How has your job as a marketer changed, or how might you have changed your approach to it, in the last few years?
I'm launching a product rather than trying to get you to watch this show on this day at this time. So I don't just have to live with my one chance for a pitch, like the first three seconds to grab you with a digital ad. This product has to live in so many different windows on so many different distribution platforms. My job is to make it strong enough to get out in the world and have a long life.

Talk about the marketing around The People vs. O.J. Simpson: American Crime Story, which broke viewer records for FX and became cable's most-watched new series of 2016.
I went into it not knowing if the story would resonate. We're in an environment where fascinating, profound crime stories are ubiquitous.
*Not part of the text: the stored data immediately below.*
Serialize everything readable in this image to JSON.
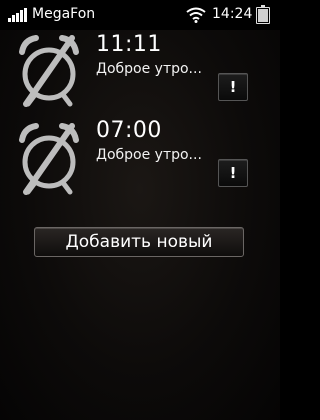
{
  "status_bar": {
    "carrier": "MegaFon",
    "time": "14:24",
    "icons": [
      "signal-icon",
      "wifi-icon",
      "battery-icon"
    ]
  },
  "alarms": [
    {
      "time": "11:11",
      "label": "Доброе утро...",
      "toggle_label": "!",
      "enabled": false
    },
    {
      "time": "07:00",
      "label": "Доброе утро...",
      "toggle_label": "!",
      "enabled": false
    }
  ],
  "add_button": {
    "label": "Добавить новый"
  },
  "colors": {
    "background": "#0d0b0a",
    "text": "#ffffff",
    "icon": "#bdbdbd"
  }
}
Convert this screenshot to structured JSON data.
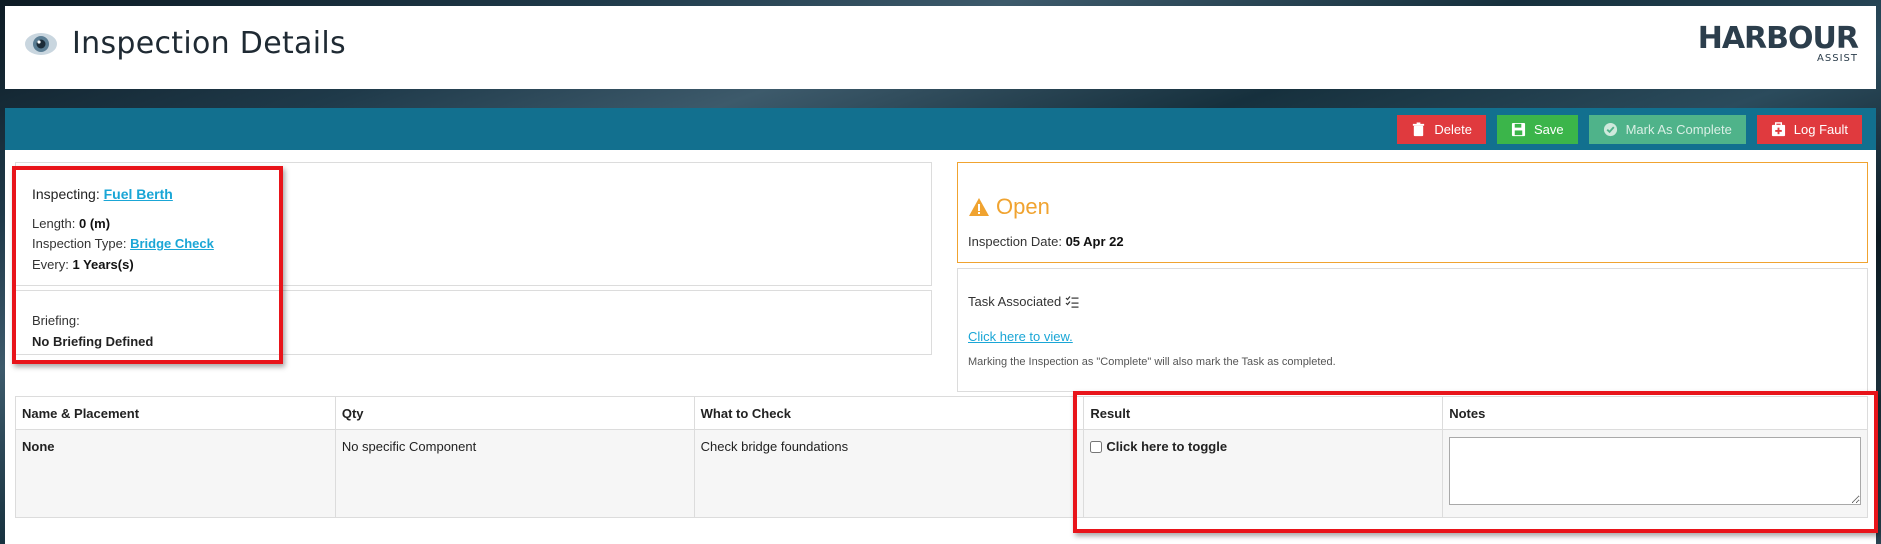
{
  "header": {
    "title": "Inspection Details",
    "logo": {
      "main": "HARBOUR",
      "sub": "ASSIST"
    }
  },
  "toolbar": {
    "delete_label": "Delete",
    "save_label": "Save",
    "complete_label": "Mark As Complete",
    "fault_label": "Log Fault"
  },
  "inspecting": {
    "label": "Inspecting:",
    "target": "Fuel Berth",
    "length_label": "Length:",
    "length_value": "0 (m)",
    "type_label": "Inspection Type:",
    "type_value": "Bridge Check",
    "every_label": "Every:",
    "every_value": "1 Years(s)"
  },
  "briefing": {
    "label": "Briefing:",
    "value": "No Briefing Defined"
  },
  "status": {
    "text": "Open",
    "color": "#f0a330",
    "date_label": "Inspection Date:",
    "date_value": "05 Apr 22"
  },
  "task": {
    "label": "Task Associated",
    "link": "Click here to view.",
    "note": "Marking the Inspection as \"Complete\" will also mark the Task as completed."
  },
  "table": {
    "headers": [
      "Name & Placement",
      "Qty",
      "What to Check",
      "Result",
      "Notes"
    ],
    "rows": [
      {
        "name": "None",
        "qty": "No specific Component",
        "check": "Check bridge foundations",
        "result_toggle": "Click here to toggle",
        "result_checked": false,
        "notes": ""
      }
    ]
  },
  "colors": {
    "header_bar": "#12708f",
    "delete": "#e03a3e",
    "save": "#3bb54a",
    "complete": "#4fb38a",
    "fault": "#e03a3e",
    "link": "#1aa6d6",
    "highlight": "#e8141a"
  }
}
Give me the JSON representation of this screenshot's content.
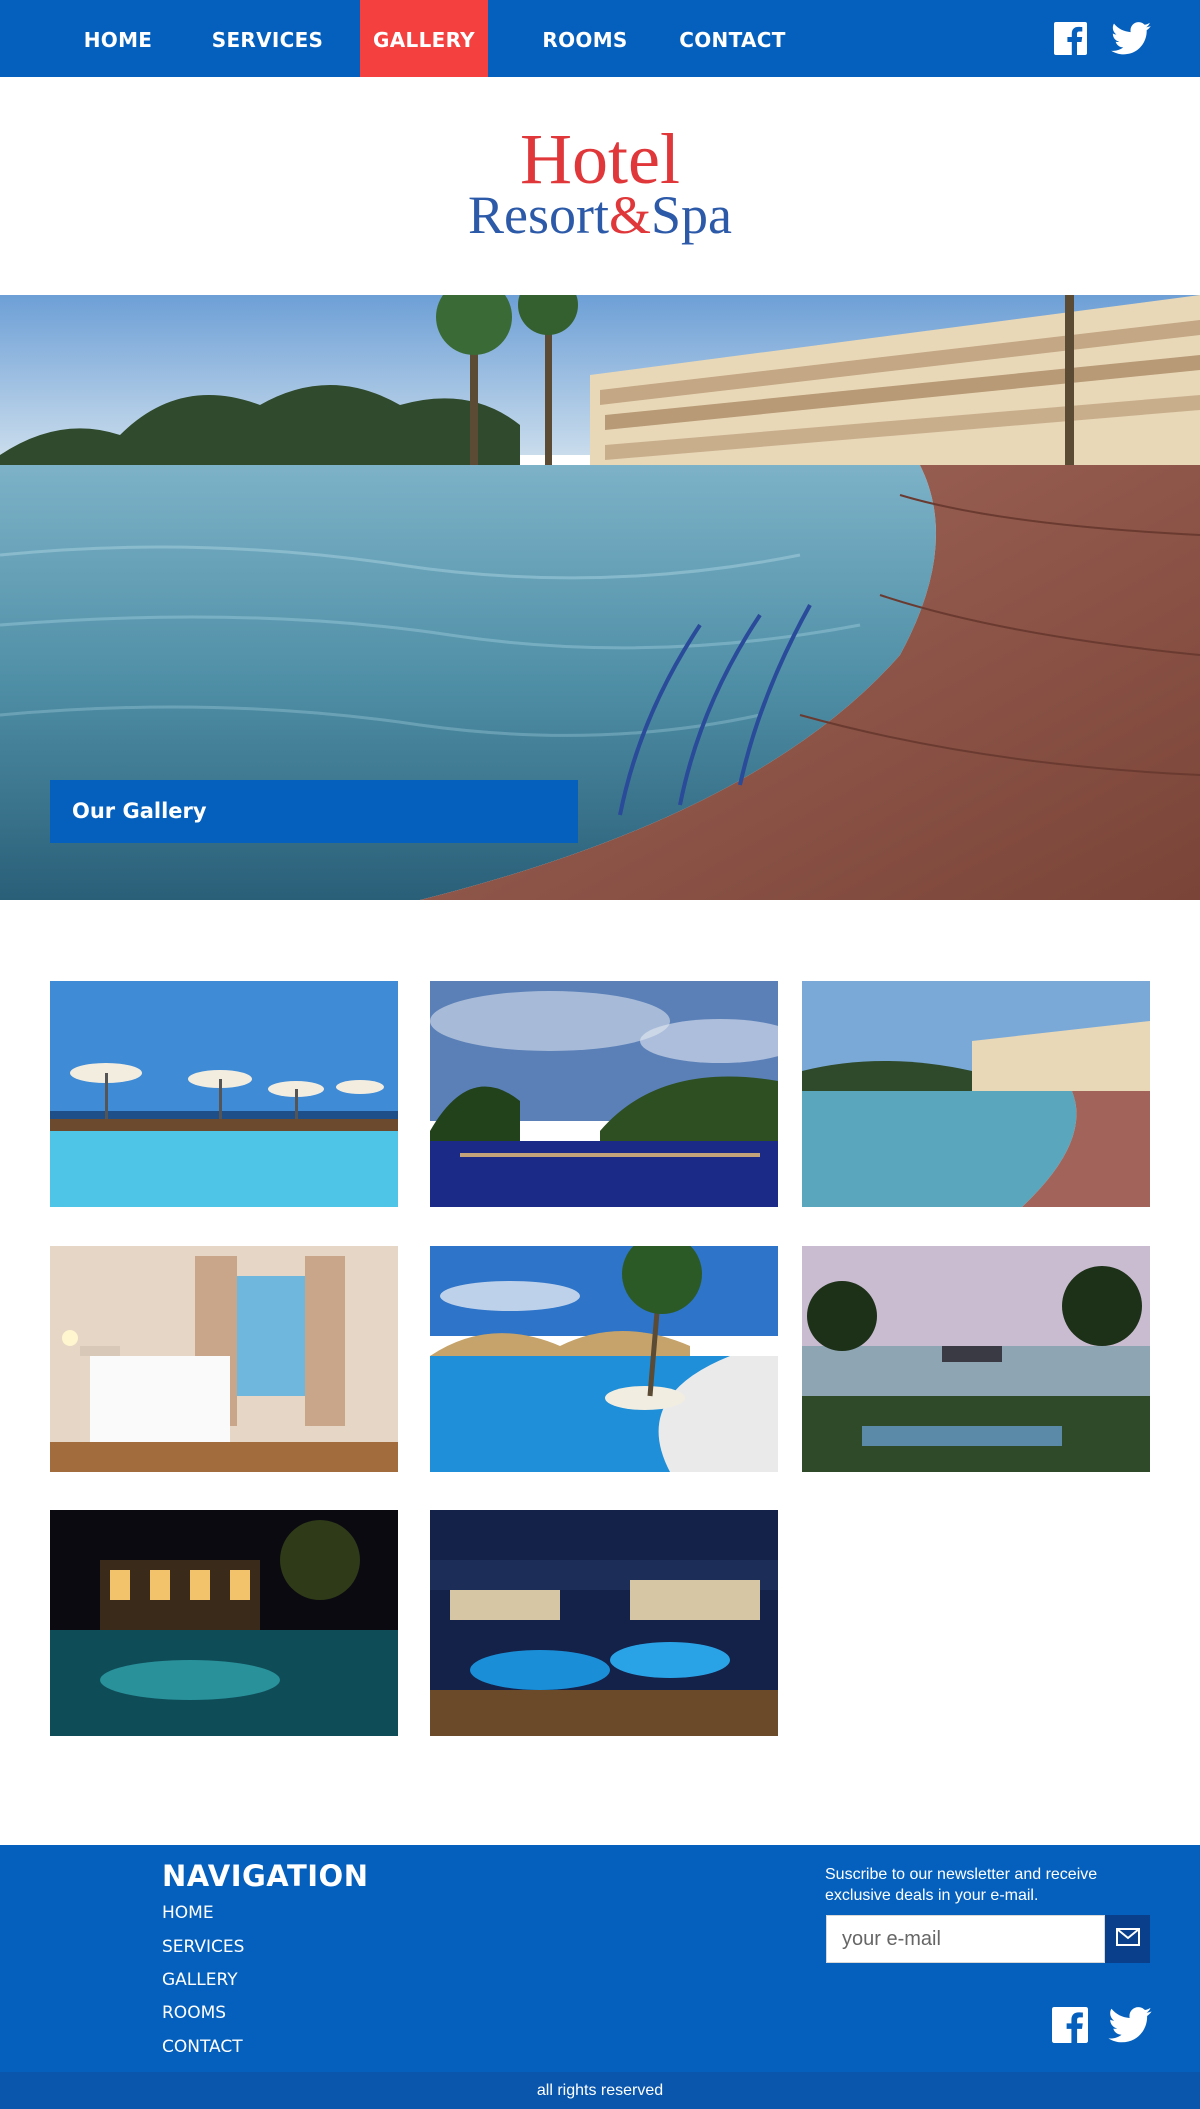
{
  "nav": {
    "items": [
      {
        "label": "HOME"
      },
      {
        "label": "SERVICES"
      },
      {
        "label": "GALLERY",
        "active": true
      },
      {
        "label": "ROOMS"
      },
      {
        "label": "CONTACT"
      }
    ],
    "social_icons": [
      "facebook-icon",
      "twitter-icon"
    ]
  },
  "logo": {
    "line1": "Hotel",
    "line2a": "Resort",
    "amp": "&",
    "line2b": "Spa"
  },
  "hero": {
    "label": "Our Gallery"
  },
  "gallery": {
    "images": [
      "poolside-umbrellas-photo",
      "tropical-pool-photo",
      "infinity-pool-photo",
      "hotel-bedroom-photo",
      "palm-pool-photo",
      "sunset-pier-photo",
      "night-pool-photo",
      "night-resort-aerial-photo"
    ]
  },
  "footer": {
    "nav_title": "NAVIGATION",
    "links": [
      "HOME",
      "SERVICES",
      "GALLERY",
      "ROOMS",
      "CONTACT"
    ],
    "newsletter_text": "Suscribe to our newsletter and receive exclusive deals in your e-mail.",
    "email_placeholder": "your e-mail",
    "copyright": "all rights reserved"
  },
  "colors": {
    "brand_blue": "#0560bd",
    "accent_red": "#f4413f",
    "dark_blue": "#0a3f8c"
  }
}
And we'd already been through the O.J. anniversary and lots of network shows about it. Had we passed the saturation point? Would people care? Would they want to relive it? The marketing wasn't about the shock or the more tabloid aspects because we did not want to advertise the murders. We tried to mirror what the series would bring to the viewers by saying, "You think you know everything, but you don't know the half of it."

What was the inspiration for using American Crime Story to tease upcoming comedy Atlanta with a reactive, seemingly real-time spot, and Sports Illustrated's Swimsuit Issue to promote Archer?
They might not seem to be related, but they are. We were connecting our characters to moments in culture, and they belonged there. They had something to say about those cultural moments, and they fit really well into that context.

This story first appeared in the May 2, 2016 issue of Adweek magazine.